Share some valuable content every month.
Formerly titled STAR Monthly @ 23.06. S for random Skill, T for video/audio Talk, A for Article, R for Review.
Considering the randomness of the shared content, it was difficult to match with specific themes, so the title was modified now.

Skill

Both Apple and Google provide built-in ways to view 3D models in AR on a mobile device. And using these methods is much easier than I thought before.

For example, for iPhone users, it only takes two steps:

  1. Obtain a USDZ file. It can be converted from your own .obj model (recommended to use the Vectary tool, better than RealityConverter from Apple), or just download some ready-made ones here to play with.
  2. use Reality Composer on the iPhone to add the USDZ object to a horizontal or vertical surface, or even anchor it to an image.
fancy AR demos

Update from future: I have found a more user-friendly platform, AR Code, which is suitable for finding some demos to try out.

Motivation: 如何用 AR 假装拿到了 iPhone 12, 先看 AR:把真实的产品放在你面前

Talk

Making Robots Smarter in both Body and Mind (ICRA 2023) from Marc Raibert (Chinese subtitle version)

The history of the legendary company Boston Dynamics and its ambition to “create the Bell Labs of Robotics”.

商业就是这样: Vol.113 “新一线”十年,中国城市大改变

Some stories about the development and changes of cities in China over the past decade.

Article

An Opinionated Guide to ML Research from John Schulman, OpenAI

  1. Read a lot of papers, and assess them critically. If possible, discuss them with others who have a deeper knowledge of the subject.
  2. Work in a research group with other people working on similar topics. That way you can absorb their experiences as well as your own.
  3. Seek advice from experienced researchers on what to work on. There’s no shame in working on ideas suggested by other people. Ideas are cheap, and there are lots of them in the air. Your skill comes in when you decide which one to work on, and how well you execute on it.

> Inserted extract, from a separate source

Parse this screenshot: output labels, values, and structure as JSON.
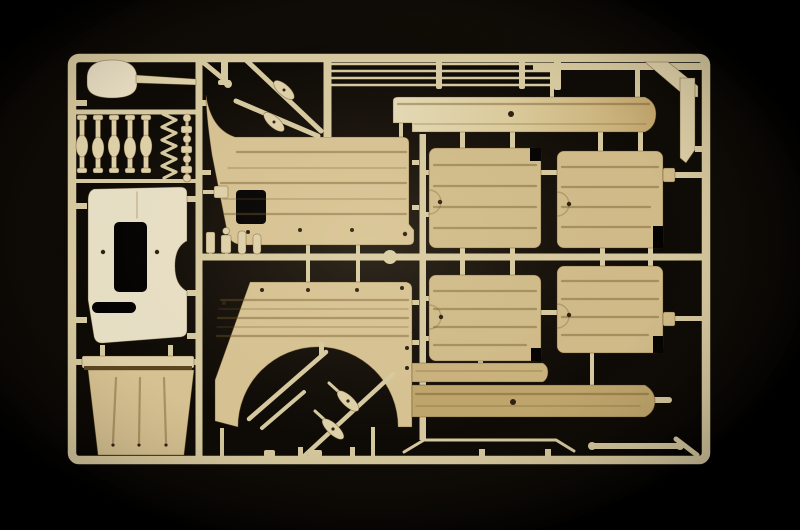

If you are working on incremental ideas, be aware that their usefulness depends on their complexity. A method that slightly improves on the baseline better be very simple, otherwise no one will bother using it—not even you. If it gives a 10% improvement, it better be 2 lines of code, whereas if it’s a 50% improvement, it can add 10 lines of code, etc. (I’m just giving these numbers for illustration, the actual numbers will obviously depend on the domain.)

One strategy, which I haven’t tried personally but makes a lot of sense upon reflection, is to devote some fixed time budget to trying out new ideas that diverge from your main line of work. Say, spend one day per week on something totally different from your main project. This would constitute a kind of epsilon-greedy exploration, and it would also help to broaden your knowledge.

Go forth and do great research!

Review

Using large models for high-level planning in the field of robotics is quite impressive, and it seems to be an irreversible trend.